I think this is because our historically racially polarized nation, for all its genuinely forward progress, is still hugely uncomfortable with (and disapproving of) the deeply intimate form of integration that it takes to produce a bi-racial child. There are a lot of people of all races who are not racist in a hateful or discriminatory way, but who are nonetheless opposed to mixed race procreation. I believe this view is often more about the longstanding desire to preserve one’s culture than it is some fascistic devotion to racial purity. In the main, for example, Jews believe in the importance of maintaining Judaism by rejecting the cultural dilution of religious inter-marriage.

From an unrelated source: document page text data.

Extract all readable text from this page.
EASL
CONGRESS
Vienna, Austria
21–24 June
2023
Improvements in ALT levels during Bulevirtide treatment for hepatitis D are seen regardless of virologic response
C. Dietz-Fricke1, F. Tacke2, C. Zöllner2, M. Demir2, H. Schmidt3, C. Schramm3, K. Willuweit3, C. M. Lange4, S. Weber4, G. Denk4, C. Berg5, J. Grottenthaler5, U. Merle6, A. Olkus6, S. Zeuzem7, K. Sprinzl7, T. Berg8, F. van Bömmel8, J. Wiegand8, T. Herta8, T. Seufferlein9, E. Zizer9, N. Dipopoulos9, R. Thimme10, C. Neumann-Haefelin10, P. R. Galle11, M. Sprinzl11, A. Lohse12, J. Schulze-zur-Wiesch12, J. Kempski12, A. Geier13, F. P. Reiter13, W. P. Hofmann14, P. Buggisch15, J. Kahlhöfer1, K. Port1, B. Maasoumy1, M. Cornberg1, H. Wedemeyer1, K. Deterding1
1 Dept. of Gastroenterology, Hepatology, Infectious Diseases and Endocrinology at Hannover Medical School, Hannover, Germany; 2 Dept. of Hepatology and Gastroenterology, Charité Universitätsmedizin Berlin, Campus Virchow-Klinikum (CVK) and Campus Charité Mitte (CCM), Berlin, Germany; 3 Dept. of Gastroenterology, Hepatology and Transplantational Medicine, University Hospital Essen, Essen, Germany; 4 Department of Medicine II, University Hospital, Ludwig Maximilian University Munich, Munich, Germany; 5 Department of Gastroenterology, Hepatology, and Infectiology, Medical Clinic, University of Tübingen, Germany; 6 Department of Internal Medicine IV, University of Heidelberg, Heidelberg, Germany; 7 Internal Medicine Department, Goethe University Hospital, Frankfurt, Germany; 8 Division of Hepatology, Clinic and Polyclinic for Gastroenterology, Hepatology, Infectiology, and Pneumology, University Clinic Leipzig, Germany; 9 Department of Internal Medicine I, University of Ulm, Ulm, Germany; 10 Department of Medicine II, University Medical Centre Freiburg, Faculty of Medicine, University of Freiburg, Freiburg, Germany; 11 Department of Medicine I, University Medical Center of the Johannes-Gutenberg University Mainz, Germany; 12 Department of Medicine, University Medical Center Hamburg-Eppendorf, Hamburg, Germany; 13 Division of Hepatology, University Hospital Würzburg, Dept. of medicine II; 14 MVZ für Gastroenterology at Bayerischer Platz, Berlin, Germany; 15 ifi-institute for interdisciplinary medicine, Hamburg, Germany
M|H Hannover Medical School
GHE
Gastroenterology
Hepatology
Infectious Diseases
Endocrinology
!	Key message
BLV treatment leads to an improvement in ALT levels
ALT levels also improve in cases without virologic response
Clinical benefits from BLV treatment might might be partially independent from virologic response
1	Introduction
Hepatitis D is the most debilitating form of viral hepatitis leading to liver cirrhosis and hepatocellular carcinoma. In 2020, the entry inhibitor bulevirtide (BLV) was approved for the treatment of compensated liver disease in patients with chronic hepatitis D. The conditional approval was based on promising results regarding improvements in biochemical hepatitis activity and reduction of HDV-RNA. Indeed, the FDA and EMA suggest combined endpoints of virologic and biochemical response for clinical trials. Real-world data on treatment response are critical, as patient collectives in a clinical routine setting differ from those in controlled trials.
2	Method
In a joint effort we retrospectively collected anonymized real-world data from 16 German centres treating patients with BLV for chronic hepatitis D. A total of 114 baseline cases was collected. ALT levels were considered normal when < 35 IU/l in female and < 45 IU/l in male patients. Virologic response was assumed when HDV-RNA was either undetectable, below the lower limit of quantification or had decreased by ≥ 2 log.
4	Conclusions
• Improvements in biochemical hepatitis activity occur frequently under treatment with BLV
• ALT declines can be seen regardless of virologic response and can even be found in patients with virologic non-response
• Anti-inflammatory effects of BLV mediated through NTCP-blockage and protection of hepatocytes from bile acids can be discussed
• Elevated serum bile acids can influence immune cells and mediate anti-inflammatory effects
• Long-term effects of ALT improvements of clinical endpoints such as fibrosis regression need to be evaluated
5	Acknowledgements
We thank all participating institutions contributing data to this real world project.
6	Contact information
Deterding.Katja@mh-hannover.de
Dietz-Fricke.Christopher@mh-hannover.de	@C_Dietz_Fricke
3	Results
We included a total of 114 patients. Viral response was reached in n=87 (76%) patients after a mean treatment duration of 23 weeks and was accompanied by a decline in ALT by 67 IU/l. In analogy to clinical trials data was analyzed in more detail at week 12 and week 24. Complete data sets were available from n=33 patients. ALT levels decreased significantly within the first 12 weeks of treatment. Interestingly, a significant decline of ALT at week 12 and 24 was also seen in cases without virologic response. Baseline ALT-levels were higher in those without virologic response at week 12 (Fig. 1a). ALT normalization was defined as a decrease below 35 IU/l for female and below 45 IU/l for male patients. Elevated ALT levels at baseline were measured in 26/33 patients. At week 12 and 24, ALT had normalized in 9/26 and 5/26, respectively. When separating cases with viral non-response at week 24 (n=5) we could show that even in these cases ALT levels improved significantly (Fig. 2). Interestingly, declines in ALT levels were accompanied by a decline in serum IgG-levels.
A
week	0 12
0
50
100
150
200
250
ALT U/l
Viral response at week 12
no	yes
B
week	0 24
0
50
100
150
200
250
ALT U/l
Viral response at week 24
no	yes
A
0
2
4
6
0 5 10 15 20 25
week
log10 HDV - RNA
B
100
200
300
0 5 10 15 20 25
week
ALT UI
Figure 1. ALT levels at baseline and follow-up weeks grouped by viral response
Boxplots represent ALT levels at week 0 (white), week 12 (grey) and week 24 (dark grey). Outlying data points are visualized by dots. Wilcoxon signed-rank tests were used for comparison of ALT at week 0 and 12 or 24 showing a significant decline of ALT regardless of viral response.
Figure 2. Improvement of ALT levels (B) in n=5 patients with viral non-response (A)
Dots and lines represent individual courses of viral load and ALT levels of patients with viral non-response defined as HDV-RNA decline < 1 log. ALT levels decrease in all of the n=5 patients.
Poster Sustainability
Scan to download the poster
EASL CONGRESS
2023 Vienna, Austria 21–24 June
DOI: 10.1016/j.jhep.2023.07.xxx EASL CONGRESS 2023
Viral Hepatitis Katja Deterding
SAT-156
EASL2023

It’s also important to remember that America’s history of our own brand of actual fascistic devotion to racial purity evolved from the economic demands of Slavery. Even though countless enslaved Africans were regularly making their tortuous way through the Middle Passage, it was essential that the slave stock be replenished without incurring the costs of new purchases, which is how the One-Drop Rule came about. “All it takes is one little drop of Niggra blood and you’re a, Niggra, too,” wails Elizabeth Taylor in Raintree County as a Civil War-era southern belle who’s losing her mind, because she fears her Mammy is really her Mommy.

And so it goes. Slave owners automatically owned their slaves’ children. And since a considerable number of them were the products of unions between white men and slave women, the One-Drop Rule ensured that the herd would be increased, even if the kid looked white (like me) or very light (like Obama). Out of this was born the ranking of house slaves and field slaves, the former being light skinned (considered more attractive, civilized), the latter dark (those ugly beasts...); and from that came the self-hating hierarchy among slaves themselves that embraced the standard.

These distinctions are not unique to American racism; Apartheid South Africa expressed its version through the categories of blacks, whites, and coloreds, a laundry-based separation that regarded those of mixed race as a separate class, still inferior to whites but to a lesser degree than blacks. Indeed, it is their institutionally racist form of racial distinction that has contributed to our country’s rejection of bi-racial as a legitimate, personal, third category of racial identity, one that has the capacity to enormously enhance one’s ability to be a “uniter,” a transformational figure.

Bi-racial people have always been viewed as race traitors by both races, light enough to often have an easier racial time of it, even sometimes be able to “pass,” and just not-white-enough to be subject to the same laws and most of the same discriminations. Getting past all this confusing shit to a point of understanding, self-acceptance, and a sense of broadly racially inclusive self-identification, is a brain trainer all by itself. If it doesn’t make you crazy, it can make you exceptional.

Bi-racialism is really about racial transcendence, which is a huge part of why Barack Obama symbolizes the future, that day to come when most everyone will be mocha-colored and culturally united by their shared humanity, rather than separated by cultural distinctions which, for all their sentimental appeal, may be obstacles to social transformation. If he wins, Barack Obama will be labeled by history as the first African-American president. If he can lead (“can” in both the sense of permitted and capable) in a truly transformational way, he may emerge as something far more important – and very interesting.